OCD has become a blanket term for people who like to keep things organized and clean. This isn't OCD unless you feel like something horrible will happen if things aren't clean, so you compulsively clean to get rid of the thoughts or fears you're having.
OCD comes in many forms, but I'm going to give you some examples of what I go through on a daily basis, which will hopefully make you understand what having Obsessive Compulsive Disorder is really like.
I have been on medication before for postpartum anxiety and OCD when it was at its worse. I've been off of the medication for almost a year, and what I'm about to describe is my normal, manageable OCD.
My thoughts while going for a drive with someone else driving: Okay, so we're all buckled in. Mason is secure in his car seat. What if he pulled his chest clip down. I need to check. I get out and check it before we leave. We're driving now. Okay, so I know I checked, but what if ifs not right.

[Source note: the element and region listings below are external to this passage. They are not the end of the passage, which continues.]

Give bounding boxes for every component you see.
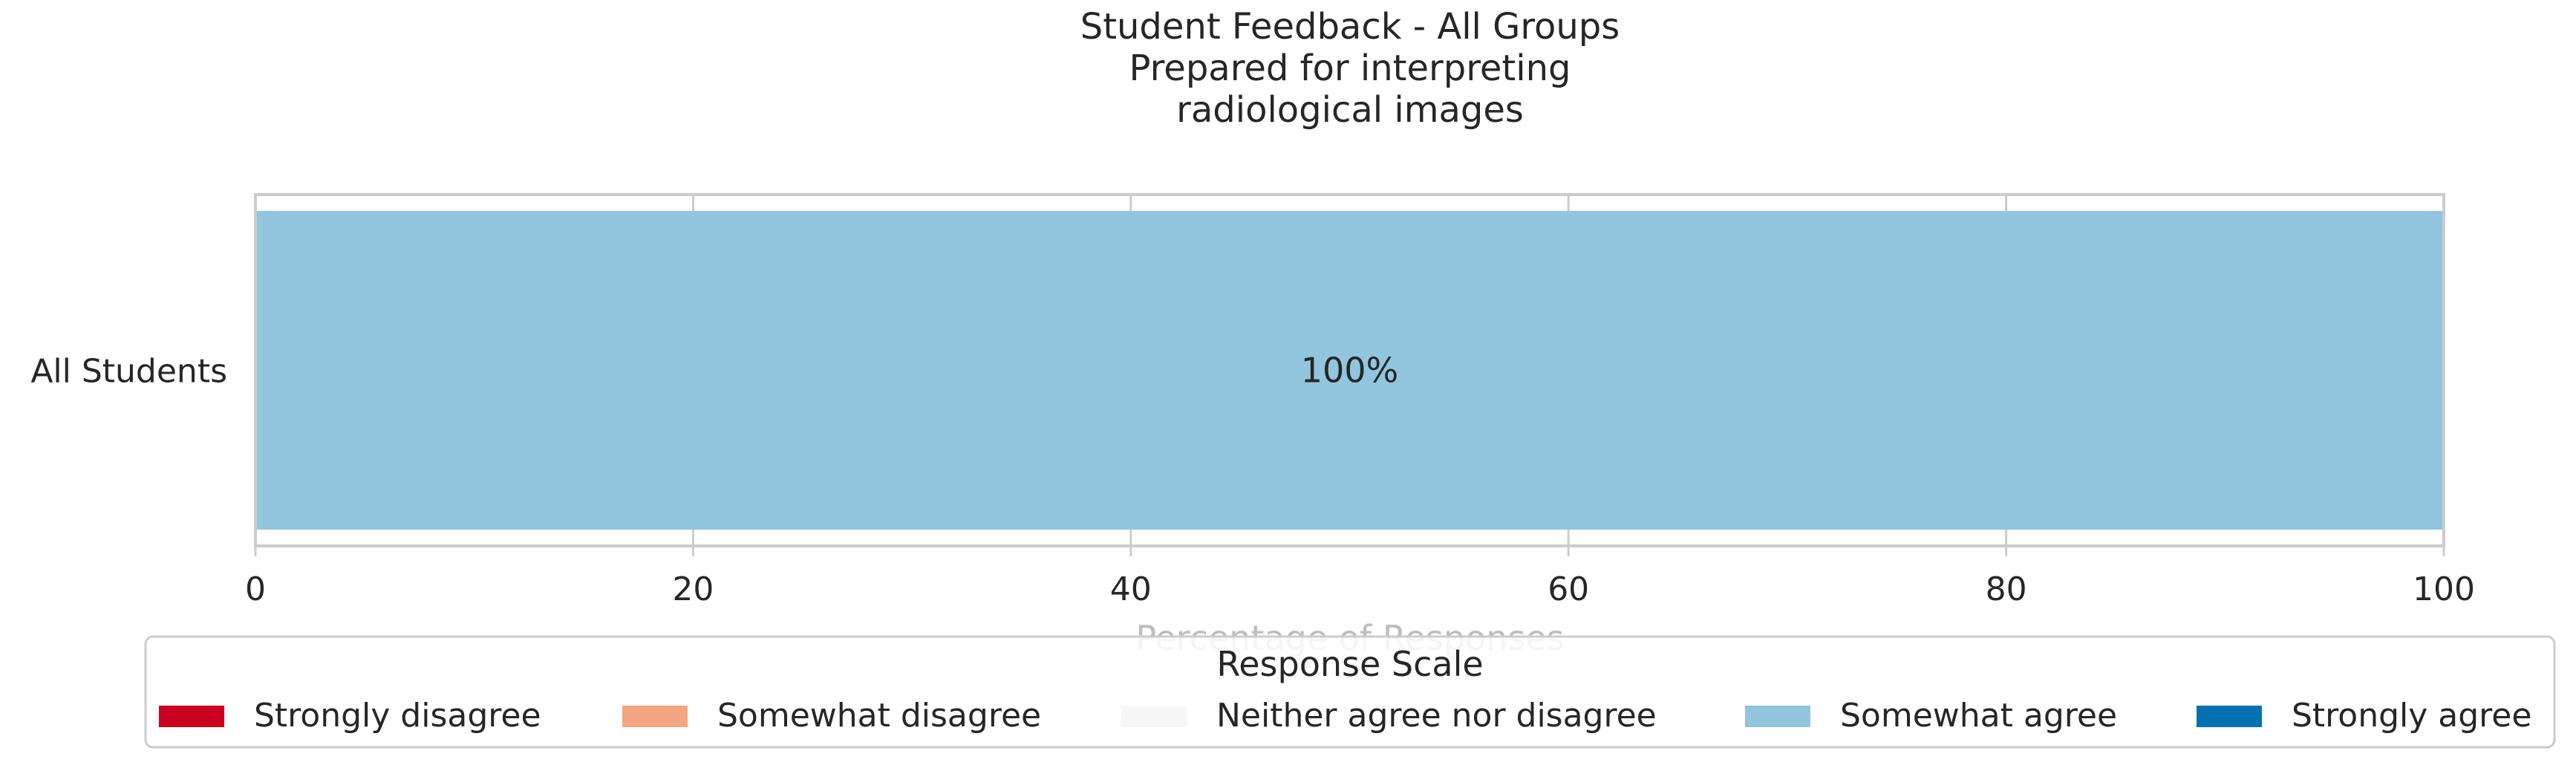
chart-title-line: Student Feedback - All Groups (1080, 6, 1620, 48)
legend-swatch (1745, 706, 1810, 727)
legend-box (144, 635, 2556, 749)
plot-area: 100% (254, 193, 2445, 547)
x-axis: 0 20 40 60 80 100 (245, 546, 2475, 608)
data-label: 100% (1301, 351, 1399, 391)
plot-frame (254, 193, 2445, 547)
x-tick-label: 40 (1110, 570, 1152, 608)
x-tick-label: 100 (2413, 570, 2475, 608)
legend-label: Neither agree nor disagree (1216, 697, 1657, 735)
legend-entry: Strongly disagree (159, 697, 541, 735)
x-tick-label: 80 (1986, 570, 2027, 608)
legend: Response Scale Strongly disagree Somewhat … (144, 635, 2556, 749)
legend-swatch (1121, 706, 1187, 727)
legend-entry: Somewhat agree (1745, 697, 2117, 735)
y-axis: All Students (30, 353, 227, 391)
x-tick-label: 60 (1548, 570, 1589, 608)
legend-entry: Neither agree nor disagree (1121, 697, 1657, 735)
legend-label: Somewhat agree (1840, 697, 2117, 735)
y-tick-label: All Students (30, 353, 227, 391)
chart-title-line: Prepared for interpreting (1129, 48, 1571, 89)
legend-swatch (2197, 706, 2262, 727)
x-tick-label: 20 (672, 570, 714, 608)
legend-entry: Somewhat disagree (622, 697, 1041, 735)
legend-label: Strongly agree (2292, 697, 2531, 735)
legend-swatch (159, 706, 224, 727)
legend-entry: Strongly agree (2197, 697, 2531, 735)
bar-segment-somewhat-agree (255, 211, 2444, 530)
legend-label: Strongly disagree (254, 697, 541, 735)
x-tick-label: 0 (245, 570, 266, 608)
legend-swatch (622, 706, 688, 727)
legend-label: Somewhat disagree (717, 697, 1041, 735)
legend-title: Response Scale (1216, 644, 1483, 684)
chart-title-line: radiological images (1176, 89, 1524, 131)
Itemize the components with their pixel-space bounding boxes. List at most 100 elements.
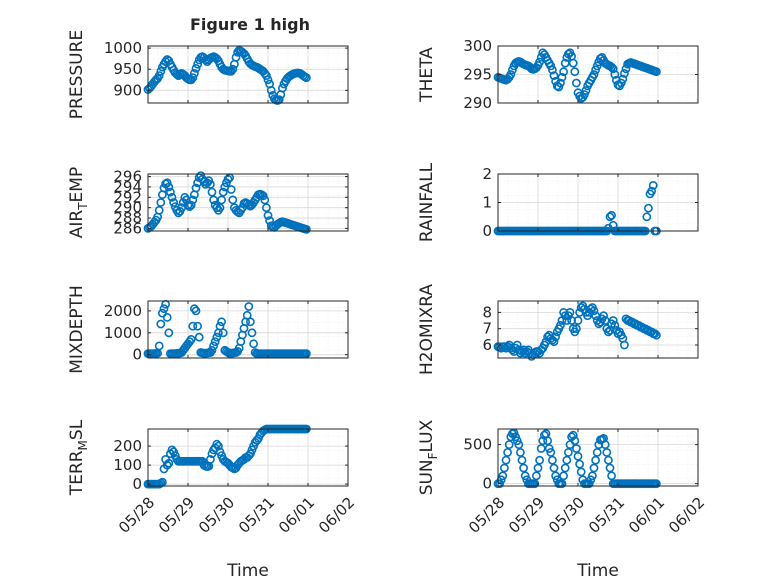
y-tick-label: 0	[482, 475, 492, 493]
data-point	[247, 328, 257, 338]
tick-marks	[497, 301, 699, 358]
data-point	[557, 479, 567, 489]
data-point	[226, 66, 236, 76]
data-points	[143, 45, 311, 105]
x-tick-label: 05/30	[545, 494, 588, 537]
y-tick-label: 200	[113, 437, 142, 455]
data-point	[647, 186, 656, 196]
y-tick-label: 1000	[104, 39, 142, 57]
data-point	[506, 70, 516, 79]
data-point	[186, 334, 196, 344]
data-point	[258, 191, 268, 201]
data-point	[575, 459, 584, 469]
y-tick-label: 290	[463, 94, 492, 112]
data-point	[191, 306, 201, 316]
chart-h2omixra: 678 H2OMIXRA	[417, 284, 699, 375]
y-axis-label-rest: EMP	[67, 167, 87, 203]
data-point	[188, 73, 198, 83]
x-tick-label: 05/29	[505, 494, 548, 537]
axes-box	[147, 173, 349, 232]
data-point	[189, 69, 199, 78]
data-point	[503, 447, 512, 457]
data-point	[610, 320, 620, 330]
x-tick-label: 06/02	[315, 494, 358, 537]
data-point	[576, 467, 586, 477]
data-point	[570, 436, 580, 446]
axes-box	[497, 300, 699, 359]
data-point	[546, 61, 556, 71]
chart-mixdepth: 0 1000 2000 MIXDEPTH	[67, 285, 349, 374]
x-tick-label: 05/31	[235, 494, 278, 537]
data-point	[156, 198, 166, 207]
y-axis-label: AIRTEMP	[67, 167, 90, 238]
data-point	[207, 345, 217, 355]
data-point	[548, 65, 557, 75]
y-tick-label: 6	[482, 336, 492, 354]
data-point	[193, 59, 202, 69]
y-axis-label: SUNFLUX	[417, 419, 440, 495]
chart-rainfall: 0 1 2 RAINFALL	[417, 162, 699, 242]
y-tick-label: 2000	[104, 302, 142, 320]
y-axis-label-main: RAINFALL	[417, 162, 437, 242]
data-point	[504, 440, 514, 449]
data-point	[183, 200, 193, 210]
y-tick-label: 1000	[104, 324, 142, 342]
data-point	[209, 195, 218, 205]
data-point	[245, 317, 255, 327]
data-point	[557, 72, 567, 82]
data-point	[501, 455, 511, 465]
data-point	[169, 198, 178, 207]
chart-pressure: 900 950 1000 PRESSURE	[67, 30, 349, 119]
data-point	[570, 67, 580, 77]
data-point	[193, 321, 202, 331]
data-point	[162, 178, 172, 188]
data-point	[164, 458, 174, 468]
y-axis-label: TERRMSL	[67, 419, 90, 496]
data-point	[188, 321, 198, 331]
data-point	[581, 86, 591, 95]
y-axis-label-main: MIXDEPTH	[67, 285, 87, 374]
y-tick-label: 286	[113, 219, 142, 237]
data-point	[549, 337, 559, 347]
data-point	[162, 312, 172, 322]
y-axis-label-rest: LUX	[417, 419, 437, 452]
tick-marks	[147, 301, 349, 358]
data-point	[508, 65, 517, 75]
data-point	[652, 330, 661, 340]
data-point	[520, 471, 530, 481]
data-point	[154, 71, 164, 80]
data-point	[608, 64, 618, 74]
y-tick-label: 296	[113, 168, 142, 186]
x-tick-label: 05/28	[465, 494, 508, 537]
data-point	[572, 78, 581, 88]
tick-marks	[497, 45, 699, 104]
data-point	[263, 75, 273, 85]
data-point	[185, 202, 194, 211]
data-point	[226, 185, 236, 194]
data-point	[605, 212, 615, 222]
data-point	[589, 463, 599, 473]
data-point	[156, 319, 166, 329]
data-point	[210, 337, 220, 346]
data-point	[212, 439, 222, 449]
data-points	[143, 171, 311, 234]
chart-theta: 290 295 300 THETA	[417, 37, 699, 112]
y-tick-label: 295	[463, 66, 492, 84]
axes-box	[147, 428, 349, 487]
data-point	[562, 316, 572, 325]
data-point	[652, 479, 661, 489]
data-point	[650, 329, 660, 338]
data-point	[205, 454, 215, 464]
y-axis-label-rest: SL	[67, 419, 87, 440]
data-point	[194, 332, 204, 342]
data-point	[589, 306, 599, 316]
data-point	[608, 316, 618, 325]
data-point	[586, 475, 596, 485]
data-point	[565, 307, 575, 317]
data-point	[607, 210, 616, 220]
y-axis-label-main: AIR	[67, 210, 87, 239]
data-point	[188, 195, 198, 205]
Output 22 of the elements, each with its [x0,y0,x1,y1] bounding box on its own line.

I can't check now because the car is moving. I'll just reach back and check. Okay, it seems to be in the right spot. What if we get into an accident and it wasn't really in the right spot and he gets thrown out of the car. What if the car seat isn't installed as tightly as I think and he gets killed. Omg I can picture him dead in the back seat. (This is an intrusive thought) I need to get rid of this thought. *Knocks 3 times on the side of the car door*. We continue driving and drive by a river. What if something runs out in front of us and we have to drive into the river. Okay look around the car, find something you could use to break the glass if we do go into the water. But what if that won't work. What if no one sees us and we drown. *Knocks 3 times on the side of the car to get rid of the thought*. We're on the highway now. I've been playing a game in my head since I was a kid as part of my OCD (yes I've had it my entire life) where I tap my finger on the seat every time I see a mile marker or post on the side of the road. If I miss a post I get a horrible feeling like something bad will happen. Since I've dealt with this forever, I can tell myself that it's just my OCD and I usually don't have to do a compulsion to get rid of that feeling anymore.
While carrying Mason down a set of stairs: I know I won't drop him, but what if I drop him and he falls directly onto his head and breaks his neck. I actually picture this happening and it terrifies me, even though I've never dropped him before and don't think I ever will. Intrusive thought. *Knock 3 times on the wall to prevent this from happening*
Mitch and Mason are late to come home. This happened a couple of weeks ago. Okay, so they're 10 minutes late. No big deal. Mitch called at 5:30 though and told me he was getting Mason now, and it only takes 5 minutes to get home. What if something happened. What if Mason ran out into the road and got hit by a car. Intrusive thoughts. What if they were pulling out of the daycare and got hit by another car and it was on the side that Mason is sitting on. *hears sirens in the distance*. Oh my god, there are sirens. How far away are they? Should I start walking towards the daycare? I'm going to call him. *calls Mitch, no answer*. Oh GOD, he always answers his phone. Something horrible happened. *pictures cops showing up at door* What if they're dead. I can't lose them, I would die. *knocks on windowsill to get rid of thought and prevent it from being real* please god don't let them be dead. Please god don't let them be dead. Please god don't let them be dead.." Repetitive praying helps me get rid of the horrible feelings of dread. I also used to do this before bed when I got intrusive thoughts about Mason and SIDS.
I called his phone and texted him probably 15 times during the above situation. He was at the store and left his phone in the car.
Sounds pretty crazy right. The thing about OCD for me is that most people would never know that I had it. All of the thoughts and fears are in my head. Mitch might see me do a quick *knock knock knock* on the car door or something, but I'm pretty inconspicuous about it and most people never see it in action.
Lately I have been managing it by identifying the intrusive thoughts as what they are. If I get one, I can say to myself "this is an intrusive thought, and it's not real". I've been able to stop them, and get rid of them without doing a compulsive behaviour, which is a huge step for me. People who get intrusive thouhts would never actually act on the thought they have (such as dropping Mason). The thoughts are manifestations of our fears of things that we are SO afraid of happening, so we do the ritual or compulsive action to get rid of it.
My main OCD behaviours are checking things, repeating, and actions to get rid of intrusive thoughts. Checking and repeating, plus anxiety were mainly what I was on medication for postpartum.
So, do you still think you are "so OCD" because you have a clean house. Probably not.